Al verla salir le chiflaron y la llamaron con la mano. Su hermano estaba parado al lado de un tipo en sus treintas; obeso, moreno claro de barba de candado y con lentes. Una camisa durazno y un saco beige se veían ridículos bajo el sol de finales de abril. El cómplice permanecía en el asiento del conductor y jamás habló.
Ana los vio con desprecio. Había algo familiar en ese rostro rechoncho. “Aquí está su hermano, señora; cuídelo, se ve que es un buen muchacho y además no queremos que falte a trabajar.” Ana extendió la mano, le entregó el rollito sudado y ambos giraron sobre sus tobillos para entrar de nuevo al supermercado, el mismo que por 20 años les surtió su abultada despensa cuando vivían el sueño americano, ahora referente de su pesadilla en un México que no ha hecho nada por integrar socialmente a los más de 2.5 millones de mexicanos que han sido deportados desde que Barack Obama asumió la presidencia el 20 de enero del 2009. Muchos de ellos fueron llevados al país vecino desde que eran muy pequeños, como Ana y Joe González, quienes han vivido de golpe la realidad nefasta de un país sumido en la corrupción y la impunidad.
Una semana después y justamente en el día de pago, Ana pasó por Joe a su trabajo para que la acompañara a su última cita programada en la clínica 70 del Instituto Mexicano del Seguro Social. Su corazón dio un vuelco al ver que detrás de unas grúas estacionadas en la lateral de la avenida Mario Colín a no más de 300 metros del cruce con la Avenida Gustavo Baz, la pareja de policías extorsionadores tenían detenidos a dos amigos suyos que también trabajaban en el call center.
Al parecer quitarle mil pesos a cada uno de los jóvenes no fue suficiente. Los celulares de ambos muchachos también fueron robados por los policías. Hasta ahora, al menos ocho empleados de la empresa SYKES en sus diferentes campañas bilingües y en su mayoría deportados de los Estados Unidos, han sido víctimas de robos, humillaciones y extorsiones por parte de la misma pareja de policías cuya base se encuentra en la oficina de la Fiscalía Especializada de Secuestros, ubicada en Avenida Sor Juana Inés de la Cruz esquina Mario Colín en la colonia Industrial San Javier.

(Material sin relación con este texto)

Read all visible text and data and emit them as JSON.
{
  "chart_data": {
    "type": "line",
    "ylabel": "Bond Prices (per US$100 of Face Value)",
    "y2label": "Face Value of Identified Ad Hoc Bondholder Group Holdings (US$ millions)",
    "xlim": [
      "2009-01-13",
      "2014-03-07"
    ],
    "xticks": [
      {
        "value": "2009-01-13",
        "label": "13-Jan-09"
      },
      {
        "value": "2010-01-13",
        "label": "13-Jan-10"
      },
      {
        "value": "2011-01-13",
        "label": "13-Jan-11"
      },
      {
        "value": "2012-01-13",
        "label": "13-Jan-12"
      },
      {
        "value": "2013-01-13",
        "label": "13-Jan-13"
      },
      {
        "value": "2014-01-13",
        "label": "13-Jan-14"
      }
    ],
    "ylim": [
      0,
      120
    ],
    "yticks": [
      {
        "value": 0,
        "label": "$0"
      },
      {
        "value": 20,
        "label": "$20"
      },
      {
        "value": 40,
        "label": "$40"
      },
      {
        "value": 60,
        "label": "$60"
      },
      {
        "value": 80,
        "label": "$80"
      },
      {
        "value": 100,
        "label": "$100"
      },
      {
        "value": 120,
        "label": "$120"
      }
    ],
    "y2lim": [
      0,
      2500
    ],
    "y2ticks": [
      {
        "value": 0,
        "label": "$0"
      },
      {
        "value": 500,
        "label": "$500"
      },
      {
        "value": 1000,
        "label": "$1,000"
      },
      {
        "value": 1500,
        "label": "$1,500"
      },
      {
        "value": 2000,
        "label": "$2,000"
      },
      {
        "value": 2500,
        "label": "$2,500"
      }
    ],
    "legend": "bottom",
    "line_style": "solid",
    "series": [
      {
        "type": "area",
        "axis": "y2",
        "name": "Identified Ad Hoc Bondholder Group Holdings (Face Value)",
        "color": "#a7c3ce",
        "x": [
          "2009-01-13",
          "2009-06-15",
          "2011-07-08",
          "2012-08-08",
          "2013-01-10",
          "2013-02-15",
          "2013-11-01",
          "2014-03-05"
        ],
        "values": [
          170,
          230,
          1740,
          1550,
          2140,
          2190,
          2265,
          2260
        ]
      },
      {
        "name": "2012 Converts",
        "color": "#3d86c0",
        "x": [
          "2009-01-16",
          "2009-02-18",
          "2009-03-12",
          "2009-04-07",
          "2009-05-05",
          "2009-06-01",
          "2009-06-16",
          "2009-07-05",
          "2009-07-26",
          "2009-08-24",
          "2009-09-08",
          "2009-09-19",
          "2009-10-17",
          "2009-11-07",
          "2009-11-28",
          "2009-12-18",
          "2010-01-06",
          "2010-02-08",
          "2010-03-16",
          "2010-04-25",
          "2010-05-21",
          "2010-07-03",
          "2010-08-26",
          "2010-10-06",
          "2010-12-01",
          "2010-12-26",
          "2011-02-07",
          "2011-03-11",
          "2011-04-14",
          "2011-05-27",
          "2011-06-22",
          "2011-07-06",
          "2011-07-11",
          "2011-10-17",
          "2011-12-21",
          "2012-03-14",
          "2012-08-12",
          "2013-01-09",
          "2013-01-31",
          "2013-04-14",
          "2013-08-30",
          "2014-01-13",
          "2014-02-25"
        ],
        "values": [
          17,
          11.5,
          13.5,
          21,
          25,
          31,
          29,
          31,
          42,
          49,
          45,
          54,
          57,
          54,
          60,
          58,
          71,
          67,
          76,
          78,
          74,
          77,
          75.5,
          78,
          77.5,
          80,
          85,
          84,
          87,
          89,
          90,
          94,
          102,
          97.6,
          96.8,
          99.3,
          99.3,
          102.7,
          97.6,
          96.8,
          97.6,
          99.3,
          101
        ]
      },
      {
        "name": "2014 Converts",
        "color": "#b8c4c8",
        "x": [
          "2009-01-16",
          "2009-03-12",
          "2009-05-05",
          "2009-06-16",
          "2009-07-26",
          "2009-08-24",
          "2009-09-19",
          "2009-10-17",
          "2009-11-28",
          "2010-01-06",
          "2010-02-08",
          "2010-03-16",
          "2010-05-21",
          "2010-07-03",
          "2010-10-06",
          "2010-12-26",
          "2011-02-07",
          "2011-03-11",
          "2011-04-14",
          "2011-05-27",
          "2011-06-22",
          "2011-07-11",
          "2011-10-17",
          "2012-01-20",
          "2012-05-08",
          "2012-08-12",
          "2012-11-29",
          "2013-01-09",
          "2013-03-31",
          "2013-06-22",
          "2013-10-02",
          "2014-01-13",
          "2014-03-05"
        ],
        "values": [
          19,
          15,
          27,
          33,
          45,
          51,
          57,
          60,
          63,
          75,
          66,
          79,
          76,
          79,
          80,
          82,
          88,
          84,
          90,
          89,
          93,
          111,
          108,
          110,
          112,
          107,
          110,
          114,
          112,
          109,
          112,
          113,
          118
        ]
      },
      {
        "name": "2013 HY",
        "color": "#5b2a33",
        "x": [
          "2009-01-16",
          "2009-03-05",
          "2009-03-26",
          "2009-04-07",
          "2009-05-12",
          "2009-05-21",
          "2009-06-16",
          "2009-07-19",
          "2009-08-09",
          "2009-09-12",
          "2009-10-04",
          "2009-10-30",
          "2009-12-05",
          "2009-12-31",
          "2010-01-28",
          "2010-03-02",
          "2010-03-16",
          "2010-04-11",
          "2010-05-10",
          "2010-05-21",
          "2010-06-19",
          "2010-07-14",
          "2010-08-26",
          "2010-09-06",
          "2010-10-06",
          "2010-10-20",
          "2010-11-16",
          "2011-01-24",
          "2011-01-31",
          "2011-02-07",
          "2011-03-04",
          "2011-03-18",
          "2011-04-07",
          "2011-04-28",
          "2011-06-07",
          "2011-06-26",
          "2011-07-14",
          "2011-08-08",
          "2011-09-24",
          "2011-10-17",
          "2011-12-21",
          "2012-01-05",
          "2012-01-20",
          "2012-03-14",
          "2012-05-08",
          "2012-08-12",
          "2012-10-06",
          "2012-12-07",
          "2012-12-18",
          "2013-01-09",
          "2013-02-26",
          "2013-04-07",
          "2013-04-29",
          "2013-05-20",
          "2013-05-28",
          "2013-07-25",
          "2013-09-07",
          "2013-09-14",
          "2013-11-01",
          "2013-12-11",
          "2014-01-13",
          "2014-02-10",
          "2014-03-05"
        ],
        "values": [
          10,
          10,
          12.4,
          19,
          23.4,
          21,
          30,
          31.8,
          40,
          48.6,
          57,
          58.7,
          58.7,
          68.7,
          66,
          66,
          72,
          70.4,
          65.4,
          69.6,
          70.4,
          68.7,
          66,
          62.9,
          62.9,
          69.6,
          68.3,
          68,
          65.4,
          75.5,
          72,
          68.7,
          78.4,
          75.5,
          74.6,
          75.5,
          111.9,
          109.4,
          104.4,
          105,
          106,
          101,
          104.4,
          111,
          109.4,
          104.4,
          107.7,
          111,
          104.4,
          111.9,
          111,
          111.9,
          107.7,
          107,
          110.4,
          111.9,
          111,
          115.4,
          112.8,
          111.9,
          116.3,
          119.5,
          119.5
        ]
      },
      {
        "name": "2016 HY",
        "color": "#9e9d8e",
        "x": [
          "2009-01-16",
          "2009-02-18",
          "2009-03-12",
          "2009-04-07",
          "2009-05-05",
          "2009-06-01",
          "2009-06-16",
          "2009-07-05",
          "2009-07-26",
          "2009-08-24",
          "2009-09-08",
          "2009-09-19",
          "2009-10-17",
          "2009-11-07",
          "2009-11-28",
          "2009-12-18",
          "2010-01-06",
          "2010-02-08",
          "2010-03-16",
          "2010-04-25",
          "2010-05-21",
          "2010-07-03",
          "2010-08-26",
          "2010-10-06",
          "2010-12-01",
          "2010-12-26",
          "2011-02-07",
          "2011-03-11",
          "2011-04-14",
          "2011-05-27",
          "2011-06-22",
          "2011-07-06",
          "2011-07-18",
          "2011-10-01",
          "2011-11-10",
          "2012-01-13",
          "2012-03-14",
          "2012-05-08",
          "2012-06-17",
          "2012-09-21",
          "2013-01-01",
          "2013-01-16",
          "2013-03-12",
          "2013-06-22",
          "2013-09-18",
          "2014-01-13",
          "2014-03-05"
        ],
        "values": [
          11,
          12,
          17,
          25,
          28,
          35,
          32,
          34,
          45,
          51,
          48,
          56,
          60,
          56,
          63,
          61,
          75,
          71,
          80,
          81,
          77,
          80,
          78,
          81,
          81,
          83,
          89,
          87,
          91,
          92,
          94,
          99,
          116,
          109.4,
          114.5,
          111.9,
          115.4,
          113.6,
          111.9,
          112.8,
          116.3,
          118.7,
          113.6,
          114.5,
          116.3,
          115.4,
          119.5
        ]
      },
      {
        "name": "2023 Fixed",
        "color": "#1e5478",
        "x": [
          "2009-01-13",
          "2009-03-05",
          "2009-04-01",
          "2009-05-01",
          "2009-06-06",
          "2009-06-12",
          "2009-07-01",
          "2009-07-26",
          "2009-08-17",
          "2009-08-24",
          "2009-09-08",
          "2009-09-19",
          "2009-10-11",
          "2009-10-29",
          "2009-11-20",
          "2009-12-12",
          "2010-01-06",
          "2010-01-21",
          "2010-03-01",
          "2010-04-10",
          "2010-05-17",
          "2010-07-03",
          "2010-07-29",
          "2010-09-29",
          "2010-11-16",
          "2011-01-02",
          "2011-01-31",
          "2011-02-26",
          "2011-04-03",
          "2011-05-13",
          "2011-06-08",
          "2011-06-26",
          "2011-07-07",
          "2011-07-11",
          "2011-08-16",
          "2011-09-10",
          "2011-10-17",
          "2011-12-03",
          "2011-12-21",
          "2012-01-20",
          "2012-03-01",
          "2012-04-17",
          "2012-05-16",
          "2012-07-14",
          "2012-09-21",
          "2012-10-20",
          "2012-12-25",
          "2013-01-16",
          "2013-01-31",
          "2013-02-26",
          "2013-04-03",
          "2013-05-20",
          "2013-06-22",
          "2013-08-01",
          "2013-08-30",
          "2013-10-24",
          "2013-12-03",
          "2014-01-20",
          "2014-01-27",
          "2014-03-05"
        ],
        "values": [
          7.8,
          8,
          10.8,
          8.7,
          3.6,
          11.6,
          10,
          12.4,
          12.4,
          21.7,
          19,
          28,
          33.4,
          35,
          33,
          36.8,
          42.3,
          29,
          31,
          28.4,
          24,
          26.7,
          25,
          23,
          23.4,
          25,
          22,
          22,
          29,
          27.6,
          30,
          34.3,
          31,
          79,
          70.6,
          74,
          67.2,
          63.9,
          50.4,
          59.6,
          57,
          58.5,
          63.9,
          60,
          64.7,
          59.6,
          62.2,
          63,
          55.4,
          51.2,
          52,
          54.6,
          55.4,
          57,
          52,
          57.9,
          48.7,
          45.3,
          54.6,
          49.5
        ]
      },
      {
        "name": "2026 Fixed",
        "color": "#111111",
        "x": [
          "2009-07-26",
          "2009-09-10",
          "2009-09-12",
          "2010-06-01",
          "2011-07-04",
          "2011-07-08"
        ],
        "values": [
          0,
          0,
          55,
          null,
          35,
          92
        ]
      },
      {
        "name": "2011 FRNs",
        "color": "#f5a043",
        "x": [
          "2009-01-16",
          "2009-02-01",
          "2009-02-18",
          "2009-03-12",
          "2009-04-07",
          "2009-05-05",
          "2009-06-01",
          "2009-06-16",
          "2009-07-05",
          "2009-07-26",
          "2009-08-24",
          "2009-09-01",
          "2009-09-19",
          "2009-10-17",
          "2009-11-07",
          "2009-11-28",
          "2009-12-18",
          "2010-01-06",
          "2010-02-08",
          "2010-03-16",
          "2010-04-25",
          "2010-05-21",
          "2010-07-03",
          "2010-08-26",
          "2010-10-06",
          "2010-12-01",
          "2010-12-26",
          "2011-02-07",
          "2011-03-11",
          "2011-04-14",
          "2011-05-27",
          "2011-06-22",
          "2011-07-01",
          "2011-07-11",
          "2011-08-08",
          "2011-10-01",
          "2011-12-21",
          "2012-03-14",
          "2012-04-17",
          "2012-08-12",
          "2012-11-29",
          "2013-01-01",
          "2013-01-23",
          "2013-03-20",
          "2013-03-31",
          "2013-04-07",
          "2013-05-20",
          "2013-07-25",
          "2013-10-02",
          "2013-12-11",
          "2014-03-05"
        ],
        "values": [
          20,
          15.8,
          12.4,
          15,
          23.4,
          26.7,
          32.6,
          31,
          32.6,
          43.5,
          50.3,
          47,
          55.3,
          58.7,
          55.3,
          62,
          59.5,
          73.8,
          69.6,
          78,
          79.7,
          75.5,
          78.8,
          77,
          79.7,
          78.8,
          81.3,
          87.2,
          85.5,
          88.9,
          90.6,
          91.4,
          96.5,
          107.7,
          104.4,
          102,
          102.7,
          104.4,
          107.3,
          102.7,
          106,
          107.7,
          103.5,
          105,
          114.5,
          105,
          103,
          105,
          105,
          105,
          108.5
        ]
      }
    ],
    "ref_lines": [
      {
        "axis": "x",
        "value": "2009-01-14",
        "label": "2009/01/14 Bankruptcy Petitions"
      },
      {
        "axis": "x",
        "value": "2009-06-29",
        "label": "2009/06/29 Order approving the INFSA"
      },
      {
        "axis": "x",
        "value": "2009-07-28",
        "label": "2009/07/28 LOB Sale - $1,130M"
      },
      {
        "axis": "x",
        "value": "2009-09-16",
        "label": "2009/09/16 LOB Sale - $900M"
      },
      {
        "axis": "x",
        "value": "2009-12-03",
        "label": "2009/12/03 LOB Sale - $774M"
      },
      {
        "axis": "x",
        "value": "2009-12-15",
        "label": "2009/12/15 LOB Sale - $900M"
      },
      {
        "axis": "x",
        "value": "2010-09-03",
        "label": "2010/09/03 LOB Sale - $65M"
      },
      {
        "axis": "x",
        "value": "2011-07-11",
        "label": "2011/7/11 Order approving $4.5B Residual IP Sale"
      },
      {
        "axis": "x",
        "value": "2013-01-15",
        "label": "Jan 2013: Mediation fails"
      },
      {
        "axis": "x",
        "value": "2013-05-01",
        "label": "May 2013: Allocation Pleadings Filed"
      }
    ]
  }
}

La licenciada Marlin Arce de la O, Ministerio Público del tercer turno, dijo en entrevista que ella sólo lleva nueve meses en Tlalnepantla, que no sabe de ningún caso de esos y que lo mejor es denunciar, aunque ella misma acepté que existe un 98% de ineptitud judicial, es decir, que no pasará absolutamente nada, solo un inútil registro del hecho en una carpeta de investigación, como las que se apilan en su escritorio de agente del Ministerio Público.